I have Hubbard squash plants available. They will be available for free from the front steps of 116 Henry Street starting sometime tomorrow. They are an eaten-in-winter squash, forming a tough outer shell and keeping in the cellar quite well. There should be a couple summer squash plants out there in Cambridge; we kept three here, and one has immature fruit on it.
My plant has grown a ton since last time I checked (Sunny is a Sun Gold tomato). That is exciting!

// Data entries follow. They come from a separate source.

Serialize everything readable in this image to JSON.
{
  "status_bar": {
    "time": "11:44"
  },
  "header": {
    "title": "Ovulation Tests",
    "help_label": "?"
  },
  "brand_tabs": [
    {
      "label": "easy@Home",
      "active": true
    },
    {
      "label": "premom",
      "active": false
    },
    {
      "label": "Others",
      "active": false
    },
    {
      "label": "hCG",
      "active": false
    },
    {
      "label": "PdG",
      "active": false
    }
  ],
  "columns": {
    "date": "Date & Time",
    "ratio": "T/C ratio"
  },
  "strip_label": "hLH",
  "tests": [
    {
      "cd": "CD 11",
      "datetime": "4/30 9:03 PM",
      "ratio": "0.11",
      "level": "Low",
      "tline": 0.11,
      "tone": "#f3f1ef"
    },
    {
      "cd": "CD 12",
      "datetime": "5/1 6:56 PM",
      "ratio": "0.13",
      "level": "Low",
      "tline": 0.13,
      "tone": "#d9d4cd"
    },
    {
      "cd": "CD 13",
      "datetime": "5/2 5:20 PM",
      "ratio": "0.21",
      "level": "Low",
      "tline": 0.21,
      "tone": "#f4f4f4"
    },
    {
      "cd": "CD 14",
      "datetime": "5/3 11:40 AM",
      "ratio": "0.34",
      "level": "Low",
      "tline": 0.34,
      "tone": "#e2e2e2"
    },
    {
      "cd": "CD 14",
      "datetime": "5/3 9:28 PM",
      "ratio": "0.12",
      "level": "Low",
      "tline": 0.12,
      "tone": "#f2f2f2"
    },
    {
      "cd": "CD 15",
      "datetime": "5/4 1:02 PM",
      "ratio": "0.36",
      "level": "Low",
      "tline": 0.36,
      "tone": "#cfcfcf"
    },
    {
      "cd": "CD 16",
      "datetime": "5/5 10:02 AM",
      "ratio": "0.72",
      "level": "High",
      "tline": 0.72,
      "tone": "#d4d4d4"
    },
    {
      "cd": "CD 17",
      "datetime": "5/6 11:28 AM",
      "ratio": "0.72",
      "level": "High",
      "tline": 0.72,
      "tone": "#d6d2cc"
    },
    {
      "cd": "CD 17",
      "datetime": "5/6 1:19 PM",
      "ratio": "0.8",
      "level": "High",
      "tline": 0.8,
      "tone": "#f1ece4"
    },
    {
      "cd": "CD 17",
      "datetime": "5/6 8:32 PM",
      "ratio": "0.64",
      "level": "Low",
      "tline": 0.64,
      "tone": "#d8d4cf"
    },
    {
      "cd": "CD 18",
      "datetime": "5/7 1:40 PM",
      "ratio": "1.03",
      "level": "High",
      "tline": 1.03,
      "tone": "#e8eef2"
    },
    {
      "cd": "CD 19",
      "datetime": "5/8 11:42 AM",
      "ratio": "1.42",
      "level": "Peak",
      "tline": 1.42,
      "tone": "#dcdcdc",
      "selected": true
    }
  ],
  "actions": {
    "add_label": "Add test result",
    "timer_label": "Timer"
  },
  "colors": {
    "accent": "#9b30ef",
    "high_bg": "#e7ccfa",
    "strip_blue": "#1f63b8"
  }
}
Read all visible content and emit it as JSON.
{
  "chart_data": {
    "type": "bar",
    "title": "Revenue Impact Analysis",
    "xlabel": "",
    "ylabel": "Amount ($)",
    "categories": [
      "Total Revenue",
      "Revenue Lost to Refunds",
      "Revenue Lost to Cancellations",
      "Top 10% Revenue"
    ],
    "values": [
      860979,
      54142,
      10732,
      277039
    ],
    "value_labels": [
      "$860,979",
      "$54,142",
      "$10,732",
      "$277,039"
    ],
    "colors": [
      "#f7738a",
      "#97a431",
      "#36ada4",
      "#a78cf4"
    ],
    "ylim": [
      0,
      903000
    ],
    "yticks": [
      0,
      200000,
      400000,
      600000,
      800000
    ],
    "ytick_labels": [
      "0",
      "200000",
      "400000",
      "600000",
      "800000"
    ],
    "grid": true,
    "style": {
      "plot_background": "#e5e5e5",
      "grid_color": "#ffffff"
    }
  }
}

We recommend checking, watering and pruning every day.
It’s grown (Flame, a Hot Rod pepper). 18 cm in one week, from 43 to 61. Thank you for entering data over time, that's very interesting. I wonder what happened that it grew so much. Did you transplant it?
We staked Fuzzy because the rain this week made her droop over. No flowers yet. (Fuzzy is a Sun Gold tomato). Staking is a great way to keep the plant healthy. Nice work. As Fuzzy grows, remove the lower leaves to keep air flow going and to avoid disease.
We staked Vaughn and he has a flower! (Vaughn is a Sun Gold tomato). Now you know that flowers come before the tomato fruit.
The plant had one blossom, which has fallen out. It is getting taller (Baron Pepper). Can you see the small green pepper where the blossom was? If not, I wonder if the flowers need to be fertilized.
Flowers wilting, one tiny pepper found on the soil. (Spice, an Ace Bell Pepper). Sometimes if the plant is knocked, an immature fruit may fall off. Keep it well taken care of, and fertilized every couple weeks for peppers or every week for tomatoes. Nice job on the observation! Thank you!
There are 7 peppers in total, and 2 are getting really big! (Hotwheel, a Hot Rod pepper). This is great news! You have taken care of, and reported on, your plant for many weeks. Congratulations! I think the peppers will be best when they turn red. I wonder how long until they turn red.
Tiny baby tomatoes! (Tom Plant, a Sun Gold). They will be ready to eat within two weeks if they see enough sun and get water every day.
The photos this week are awesome.
In the first photo, you see Spice, the Ace Bell pepper. The flowers are wilting, and small green fruit are forming from each flower.
The second photo shows a tomato plant in a garden with flowers. There are day lilies and roses. Beautiful.
The third photo is of two serrano peppers.
The fourth photo is very useful to teach you about weeds. Can you tell in the photo which plants are the weeds? In this picture, there are three different types of weed, and all are common in Cambridge. The intended plant is the pepper plant. It is nicely staked to a bamboo pole. The weed on the left has serrated leaf edges. It is about to flower. You can pull it out with steady pulling. The weed on the right has long smooth-edged, tapered leaves. It is tougher to pull out, but grasp it low near the dirt and pull. In the back left, peeping over the first weed, is sorrel. Some people eat sorrel as salad. I'd like to know the names of the first two weeds.